Com mais de 250 milhões de clientes ativos em todo o mundo, a plataforma internacional de pagamentos Paypal quer continuar a trabalhar com os bancos tradicionais enquanto for esse o desejo dos clientes.

“Trabalhos e damo-nos muito bem com todos os players deste ecossistema financeiro, afirmou Miguel Duarte Fernandes, head of business da Paypal em Portugal. “Estamos longe de ver a banca como concorrência”, disse.

O sistema Paypal, recordou, trabalha desde o início como uma rede para simplificar e trazer confiança aos pagamentos online, acrescentando uma “camada” às operações tradicionais da banca, das quias depende muita das vezes.

A Paypal “veio responder a uma necessidade grande do mercado: a falta de confiança que havia nos pagamentos internacionais”, disse esta quinta-feira na Money Conference.

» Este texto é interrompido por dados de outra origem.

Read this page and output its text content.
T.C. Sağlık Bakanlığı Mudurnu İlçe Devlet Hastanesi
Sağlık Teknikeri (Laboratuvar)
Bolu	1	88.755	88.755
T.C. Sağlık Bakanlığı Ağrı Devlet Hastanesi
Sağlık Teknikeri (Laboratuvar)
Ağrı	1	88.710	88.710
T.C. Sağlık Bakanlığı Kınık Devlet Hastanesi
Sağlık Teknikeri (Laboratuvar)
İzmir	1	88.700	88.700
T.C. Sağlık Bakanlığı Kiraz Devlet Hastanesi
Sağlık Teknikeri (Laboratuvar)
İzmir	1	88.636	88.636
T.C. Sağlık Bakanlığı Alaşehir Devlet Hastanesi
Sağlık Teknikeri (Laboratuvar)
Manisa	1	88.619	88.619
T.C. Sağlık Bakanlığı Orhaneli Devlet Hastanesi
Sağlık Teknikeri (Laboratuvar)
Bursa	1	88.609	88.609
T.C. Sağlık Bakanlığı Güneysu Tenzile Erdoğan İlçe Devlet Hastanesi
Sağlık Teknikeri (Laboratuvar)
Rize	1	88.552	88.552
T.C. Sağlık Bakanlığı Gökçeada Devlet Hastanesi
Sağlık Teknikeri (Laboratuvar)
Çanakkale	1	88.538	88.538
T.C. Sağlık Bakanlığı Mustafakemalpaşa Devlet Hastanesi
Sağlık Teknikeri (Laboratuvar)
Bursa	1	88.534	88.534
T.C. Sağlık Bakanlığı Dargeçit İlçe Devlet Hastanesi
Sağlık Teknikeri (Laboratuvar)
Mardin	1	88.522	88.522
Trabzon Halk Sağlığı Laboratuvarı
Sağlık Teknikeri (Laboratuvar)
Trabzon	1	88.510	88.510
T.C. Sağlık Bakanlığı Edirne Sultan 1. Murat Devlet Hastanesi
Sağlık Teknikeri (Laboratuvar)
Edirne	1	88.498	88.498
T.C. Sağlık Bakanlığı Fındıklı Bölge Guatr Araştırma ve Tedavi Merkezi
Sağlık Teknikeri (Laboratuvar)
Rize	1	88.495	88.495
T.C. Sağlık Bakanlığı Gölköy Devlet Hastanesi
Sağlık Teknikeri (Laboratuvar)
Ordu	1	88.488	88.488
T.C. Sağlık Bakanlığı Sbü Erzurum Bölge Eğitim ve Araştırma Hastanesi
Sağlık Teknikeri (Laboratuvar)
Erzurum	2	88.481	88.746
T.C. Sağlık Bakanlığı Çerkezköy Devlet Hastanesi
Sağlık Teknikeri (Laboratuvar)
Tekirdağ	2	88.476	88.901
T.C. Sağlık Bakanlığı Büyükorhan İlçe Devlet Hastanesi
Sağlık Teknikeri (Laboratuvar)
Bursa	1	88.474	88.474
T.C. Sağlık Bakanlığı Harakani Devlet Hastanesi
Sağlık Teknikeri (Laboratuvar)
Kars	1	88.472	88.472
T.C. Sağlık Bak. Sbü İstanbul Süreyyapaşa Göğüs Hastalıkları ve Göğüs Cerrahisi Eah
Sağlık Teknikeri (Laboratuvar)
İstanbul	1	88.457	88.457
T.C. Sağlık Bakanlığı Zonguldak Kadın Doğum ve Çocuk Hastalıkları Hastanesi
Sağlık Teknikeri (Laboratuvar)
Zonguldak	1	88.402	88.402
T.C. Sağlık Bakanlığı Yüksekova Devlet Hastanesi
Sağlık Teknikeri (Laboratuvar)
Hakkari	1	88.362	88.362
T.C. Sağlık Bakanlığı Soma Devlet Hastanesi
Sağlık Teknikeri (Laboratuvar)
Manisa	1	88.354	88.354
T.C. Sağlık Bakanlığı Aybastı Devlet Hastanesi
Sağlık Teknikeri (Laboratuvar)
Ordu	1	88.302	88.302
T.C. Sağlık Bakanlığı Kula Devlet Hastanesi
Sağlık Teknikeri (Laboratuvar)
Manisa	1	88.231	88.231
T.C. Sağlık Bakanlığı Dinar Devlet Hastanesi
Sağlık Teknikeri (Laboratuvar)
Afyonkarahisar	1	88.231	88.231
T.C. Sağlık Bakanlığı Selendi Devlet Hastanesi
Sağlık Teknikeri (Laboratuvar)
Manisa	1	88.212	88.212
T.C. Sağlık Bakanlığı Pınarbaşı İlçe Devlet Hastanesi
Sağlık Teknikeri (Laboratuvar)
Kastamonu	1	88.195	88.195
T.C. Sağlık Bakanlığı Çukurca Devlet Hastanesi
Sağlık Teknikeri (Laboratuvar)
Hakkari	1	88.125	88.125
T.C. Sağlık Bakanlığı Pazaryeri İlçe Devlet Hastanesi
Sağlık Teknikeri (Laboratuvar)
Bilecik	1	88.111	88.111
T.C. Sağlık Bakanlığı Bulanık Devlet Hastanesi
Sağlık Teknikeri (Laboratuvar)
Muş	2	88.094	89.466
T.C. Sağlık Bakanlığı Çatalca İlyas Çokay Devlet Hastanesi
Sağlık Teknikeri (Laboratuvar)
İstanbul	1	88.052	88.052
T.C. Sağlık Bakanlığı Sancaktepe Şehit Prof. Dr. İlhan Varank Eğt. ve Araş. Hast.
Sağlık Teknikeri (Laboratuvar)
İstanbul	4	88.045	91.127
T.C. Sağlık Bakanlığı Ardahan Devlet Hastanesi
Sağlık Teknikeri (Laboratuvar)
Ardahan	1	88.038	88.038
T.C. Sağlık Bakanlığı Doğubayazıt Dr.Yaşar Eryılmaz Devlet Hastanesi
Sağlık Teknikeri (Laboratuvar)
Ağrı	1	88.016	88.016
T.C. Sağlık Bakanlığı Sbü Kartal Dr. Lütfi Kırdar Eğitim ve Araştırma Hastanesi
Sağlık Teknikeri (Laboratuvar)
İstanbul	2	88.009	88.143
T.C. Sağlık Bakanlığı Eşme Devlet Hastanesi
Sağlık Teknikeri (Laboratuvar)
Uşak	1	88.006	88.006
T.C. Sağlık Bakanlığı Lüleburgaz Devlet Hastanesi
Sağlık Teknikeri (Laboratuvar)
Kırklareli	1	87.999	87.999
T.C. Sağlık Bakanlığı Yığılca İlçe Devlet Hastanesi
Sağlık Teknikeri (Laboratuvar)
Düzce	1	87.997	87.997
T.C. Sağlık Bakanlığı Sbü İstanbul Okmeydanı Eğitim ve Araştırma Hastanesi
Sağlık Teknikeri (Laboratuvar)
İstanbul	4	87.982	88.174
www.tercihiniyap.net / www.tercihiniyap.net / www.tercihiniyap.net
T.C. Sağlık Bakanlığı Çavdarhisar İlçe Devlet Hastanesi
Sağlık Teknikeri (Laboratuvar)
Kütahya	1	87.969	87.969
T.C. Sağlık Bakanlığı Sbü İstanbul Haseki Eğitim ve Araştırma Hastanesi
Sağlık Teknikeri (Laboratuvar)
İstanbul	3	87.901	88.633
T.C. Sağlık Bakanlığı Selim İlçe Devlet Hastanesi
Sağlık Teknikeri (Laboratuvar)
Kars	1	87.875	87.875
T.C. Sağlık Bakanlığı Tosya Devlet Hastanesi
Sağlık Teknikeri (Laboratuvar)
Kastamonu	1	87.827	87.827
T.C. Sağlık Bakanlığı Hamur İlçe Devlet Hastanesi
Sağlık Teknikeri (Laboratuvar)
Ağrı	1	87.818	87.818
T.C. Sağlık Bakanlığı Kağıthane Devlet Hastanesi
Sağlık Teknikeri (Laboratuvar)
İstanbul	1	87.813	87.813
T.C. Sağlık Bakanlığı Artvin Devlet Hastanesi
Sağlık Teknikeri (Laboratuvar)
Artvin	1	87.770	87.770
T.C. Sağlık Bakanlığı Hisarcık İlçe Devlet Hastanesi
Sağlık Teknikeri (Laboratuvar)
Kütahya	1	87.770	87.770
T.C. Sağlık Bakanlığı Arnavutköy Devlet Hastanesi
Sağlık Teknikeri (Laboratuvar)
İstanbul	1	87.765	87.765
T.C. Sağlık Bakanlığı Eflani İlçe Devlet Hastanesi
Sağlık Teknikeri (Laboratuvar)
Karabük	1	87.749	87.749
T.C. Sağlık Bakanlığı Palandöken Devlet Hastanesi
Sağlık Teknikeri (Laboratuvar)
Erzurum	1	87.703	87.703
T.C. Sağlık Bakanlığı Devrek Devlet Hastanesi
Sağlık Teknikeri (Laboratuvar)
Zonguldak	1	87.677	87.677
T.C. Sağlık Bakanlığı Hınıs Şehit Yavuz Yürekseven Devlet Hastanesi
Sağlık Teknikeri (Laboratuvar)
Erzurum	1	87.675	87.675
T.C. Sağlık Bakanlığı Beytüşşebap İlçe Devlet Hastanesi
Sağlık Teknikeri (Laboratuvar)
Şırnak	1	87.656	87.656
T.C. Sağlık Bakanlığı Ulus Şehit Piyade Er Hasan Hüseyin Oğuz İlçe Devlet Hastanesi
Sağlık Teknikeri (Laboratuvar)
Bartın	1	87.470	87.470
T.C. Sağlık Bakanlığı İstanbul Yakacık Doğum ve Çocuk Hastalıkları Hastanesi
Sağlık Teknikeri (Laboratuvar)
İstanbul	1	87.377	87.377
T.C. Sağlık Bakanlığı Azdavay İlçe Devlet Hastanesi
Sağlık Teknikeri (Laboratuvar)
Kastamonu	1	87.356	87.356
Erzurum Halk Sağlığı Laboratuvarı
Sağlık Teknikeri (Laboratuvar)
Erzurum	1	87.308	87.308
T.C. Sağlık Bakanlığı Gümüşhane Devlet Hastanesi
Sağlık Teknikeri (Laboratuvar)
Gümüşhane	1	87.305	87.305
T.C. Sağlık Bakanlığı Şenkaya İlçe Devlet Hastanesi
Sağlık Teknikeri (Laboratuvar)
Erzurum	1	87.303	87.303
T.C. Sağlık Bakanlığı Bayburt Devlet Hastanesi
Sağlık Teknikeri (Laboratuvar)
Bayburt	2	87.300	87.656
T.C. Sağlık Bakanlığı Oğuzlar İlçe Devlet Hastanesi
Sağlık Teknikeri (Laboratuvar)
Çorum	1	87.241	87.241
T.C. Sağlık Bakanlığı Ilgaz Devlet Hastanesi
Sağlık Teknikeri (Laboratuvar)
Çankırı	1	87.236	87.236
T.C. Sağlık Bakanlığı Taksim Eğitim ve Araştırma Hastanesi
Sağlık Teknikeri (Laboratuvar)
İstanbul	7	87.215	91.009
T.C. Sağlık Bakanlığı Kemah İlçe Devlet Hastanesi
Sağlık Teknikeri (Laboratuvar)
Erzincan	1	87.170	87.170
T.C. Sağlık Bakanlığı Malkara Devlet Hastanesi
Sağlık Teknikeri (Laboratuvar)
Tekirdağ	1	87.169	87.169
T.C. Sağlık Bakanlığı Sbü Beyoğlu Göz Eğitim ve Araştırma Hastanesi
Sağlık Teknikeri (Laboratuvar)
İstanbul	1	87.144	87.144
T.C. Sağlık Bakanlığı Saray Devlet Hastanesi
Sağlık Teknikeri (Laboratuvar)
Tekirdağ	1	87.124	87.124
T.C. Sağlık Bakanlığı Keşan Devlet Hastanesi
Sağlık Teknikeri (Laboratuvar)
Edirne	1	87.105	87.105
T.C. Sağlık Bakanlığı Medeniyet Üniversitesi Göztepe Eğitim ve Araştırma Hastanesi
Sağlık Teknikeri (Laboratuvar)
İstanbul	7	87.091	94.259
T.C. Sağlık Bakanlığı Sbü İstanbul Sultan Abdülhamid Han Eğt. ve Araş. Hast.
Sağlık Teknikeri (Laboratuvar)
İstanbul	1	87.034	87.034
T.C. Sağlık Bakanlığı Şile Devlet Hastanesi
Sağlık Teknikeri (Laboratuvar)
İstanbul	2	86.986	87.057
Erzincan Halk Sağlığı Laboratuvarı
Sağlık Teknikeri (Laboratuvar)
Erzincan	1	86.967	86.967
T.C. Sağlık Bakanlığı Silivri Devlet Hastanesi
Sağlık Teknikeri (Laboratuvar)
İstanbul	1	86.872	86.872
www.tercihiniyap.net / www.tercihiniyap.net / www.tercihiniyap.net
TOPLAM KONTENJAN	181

E tal como continuará a trabalhar com grandes marcas internacionais – como o Walmart e a Chevron, com as quais estabeleceu recentemente parcerias – a Paypal pretende também continuar a trabalhar com os bancos.

O “poder” de decidir quais as relações que perdurarão no tempo estará como o cliente, afirmou Miguel Duarte Fernandes.”Somos agnósticos em termos de plataforma e queremos continuar a ser agnósticos quanto ao meio de pagamento que os clientes querem utilizar”.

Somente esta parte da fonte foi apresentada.